Pour elle, «au-delà de nous vendeuses qui perdons énormément, c’est tout un monde de grands exploitants agricoles, (ouvriers, transporteurs et stockeurs) qui a contracté des prêts auprès des banques, espérant pouvoir rembourser leurs créances après une bonne campagne de commercialisation de leurs produits. Mais, avec ce couvre-feu à partir de 21 heures, il n’est pas à écarter de grandes difficultés liées au transport de ces produits vers les différents marchés tous les soirs à cause du couvre-feu. La marchandise arrive tous les jours au marché Thiaroye à partir de 17 heures. Comment est-ce possible d’approvisionner les marchés secondaires avec un couvre-feu à partir de 21 heures ?», s’interroge-t-elle.
Ne trouvant pas pertinente la mesure, elle grogne : « Je crois sincèrement que la fermeture des marchés à partir de 17 heures n’a rien à avoir avec la propagation du virus. Au contraire, la mesure pousse les gens à s’entasser dans le marché et par ricochet mieux charrier le virus. Parce qu’en réalité, ledit virus n’a pas d’heure favorable ou non favorable. Ce qu’on doit interdire c’est le rassemblement. Or, avec ces mesures tout le monde se lève au même moment pour faire des achats ou autres besoins».

Pour s’en convaincre dira-t-elle : «Dans ce marché Kermel beaucoup de gens y viennent à leur descente faire des achats, mais aujourd’hui la situation est compliquée du fait qu’ils sont amenés à descendre la même heure, passer au marché et filer vite, de peur de violer la loi. Tout le contraire auparavant, parce qu’on vendait jusqu’à 21 heures», s’est plaint-elle, soulignant que «la crise va passer». Donc, il y a lieu de passer à l’après crise qui doit être prise compte, faute de quoi, « le relèvement de l’économie sera épouvantable», alerte-t-elle.

Son voisin tablier Cheikhouna Omar Ba, vendeur de fruits d’emboiter le pas : «Aujourd’hui, c’est un réel manque à gagner que nous réalisons jour après jour, parce que ceux qui avaient l’habitude de venir à 17 heures après leur descente acheter des fruits sont plus préoccupés par leur retour auprès des siens avant l’heure du couvre-feu», s’en désole-t-il. Donc, «nous demandons aux autorités de revoir la mesure. Car, nous perdons beaucoup d’argent et ceci peut compromettre les recettes sur lesquelles l’Etat compte d’ailleurs pour ses politiques de développement».

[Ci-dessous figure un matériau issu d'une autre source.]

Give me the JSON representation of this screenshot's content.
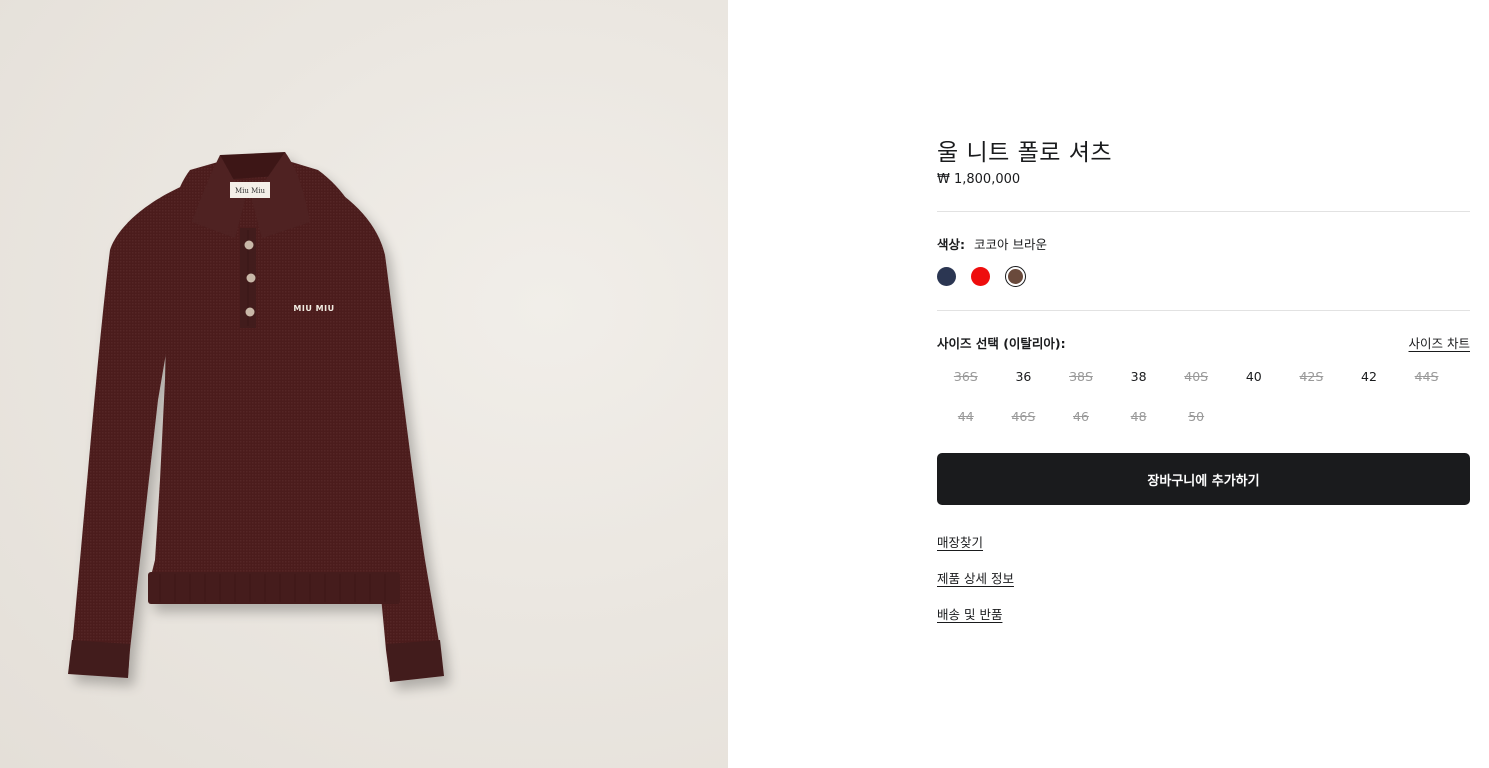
{
  "product": {
    "title": "울 니트 폴로 셔츠",
    "price": "₩ 1,800,000",
    "image_alt": "울 니트 폴로 셔츠",
    "brand_tag": "Miu Miu",
    "chest_logo": "MIU MIU"
  },
  "color": {
    "label": "색상:",
    "value": "코코아 브라운",
    "swatches": [
      {
        "name": "navy",
        "hex": "#2b3652",
        "selected": false
      },
      {
        "name": "red",
        "hex": "#ee0d0d",
        "selected": false
      },
      {
        "name": "cocoa-brown",
        "hex": "#6a4a3c",
        "selected": true
      }
    ]
  },
  "size": {
    "label": "사이즈 선택 (이탈리아):",
    "chart_link": "사이즈 차트",
    "options": [
      {
        "label": "36S",
        "available": false
      },
      {
        "label": "36",
        "available": true
      },
      {
        "label": "38S",
        "available": false
      },
      {
        "label": "38",
        "available": true
      },
      {
        "label": "40S",
        "available": false
      },
      {
        "label": "40",
        "available": true
      },
      {
        "label": "42S",
        "available": false
      },
      {
        "label": "42",
        "available": true
      },
      {
        "label": "44S",
        "available": false
      },
      {
        "label": "44",
        "available": false
      },
      {
        "label": "46S",
        "available": false
      },
      {
        "label": "46",
        "available": false
      },
      {
        "label": "48",
        "available": false
      },
      {
        "label": "50",
        "available": false
      }
    ]
  },
  "actions": {
    "add_to_cart": "장바구니에 추가하기",
    "find_store": "매장찾기",
    "product_details": "제품 상세 정보",
    "shipping_returns": "배송 및 반품"
  },
  "colors": {
    "button_bg": "#1a1b1d",
    "sweater": "#4a1f1f",
    "panel_bg": "#ebe7e1"
  }
}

Au marché Soumédioune, Moustapha Sène mareyeur de son état trouve la situation intenable. «Nous sommes très désemparés par ces mesures qui impactent directement sur nos revenus. Avant la pandémie, on travaillait à partir de 12 heures jusqu’à 23 heures parce que c’est à partir de 17 heures que les clients commençaient à venir jusqu’à 22 heures et au-delà (23h) pendant les périodes de chaleur. Aujourd’hui, l’on nous fixe la fermeture des marchés à 21 heures. Du coup, à partir de 18 heures les gens plient bagages au risque de ne pas trouver de moyen de transport pour rentrer chez soi.»
Pointant du doigt l’Etat d’avoir pris à la légère cette pandémie ce, en communiquant moins, il dira : « L’Etat n’a pas fait une bonne communication sur cette affaire alors que tous les moyens sont là pour communiquer à grande échelle et surtout distribuer beaucoup de masques aux populations». Etayant son propos, il dit ceci : «Pendant les campagnes pour les élections (législatives, présidentielle) les politiques dépensent énormément d’argent pour se faire élire ou réélire par tous les supports de communications médias (télé, radio, presse écrite, porte à porte, publicité, t-shirt, affichage)».

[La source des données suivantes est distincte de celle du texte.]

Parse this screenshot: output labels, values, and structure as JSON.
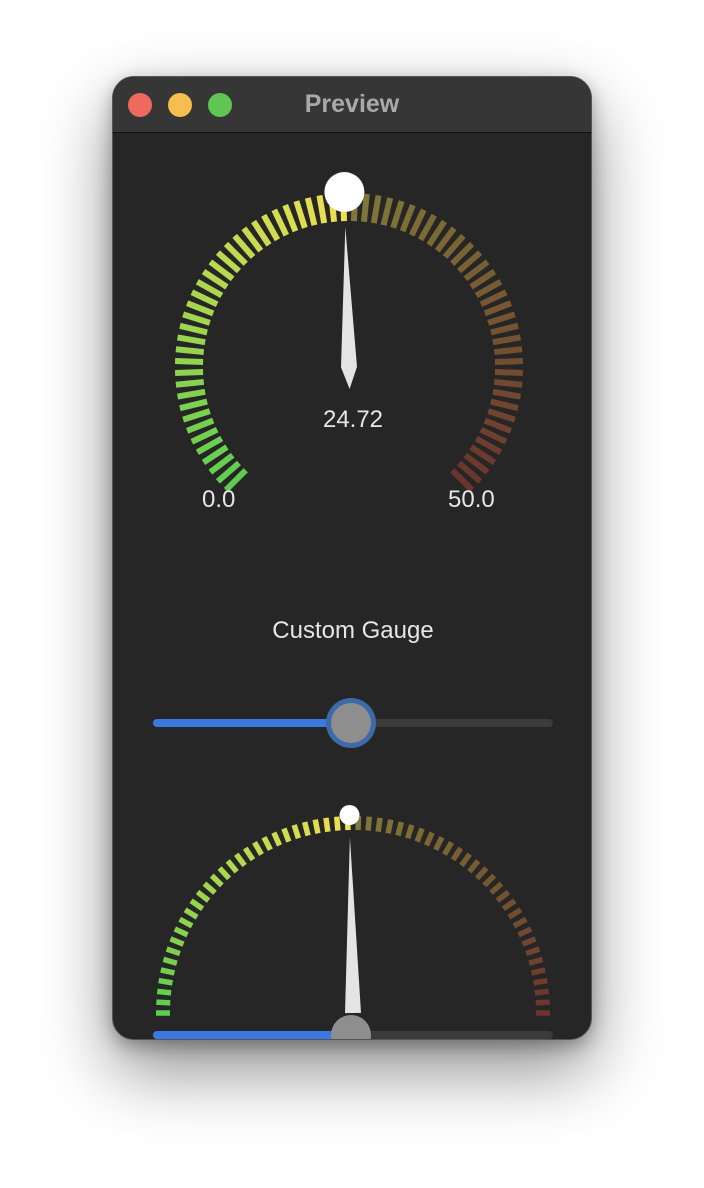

Bintou Diop, vendeuse de poissons au quai de Soumédioune positionnée à quelques mètres de l’eau sur sa table avec des carpes communes, des mérous blancs ou mérous bronzés, cherche désespérément preneurs. «Je me prépare à quitter les lieux avant l’heure du couvre-feu. Avant, je pouvais rester jusqu’à 20 heures ou 21 heures ici à vendre mes poissons et j’arrivais à les vendre avant même cette heure. Maintenant, c’est impossible. Car, nous les achetons des pécheurs et nous n’arrivons pas à les revendre, faute de preneurs. Donc, vous comprenez combien c’est difficile pour nous les femmes cheffes de familles».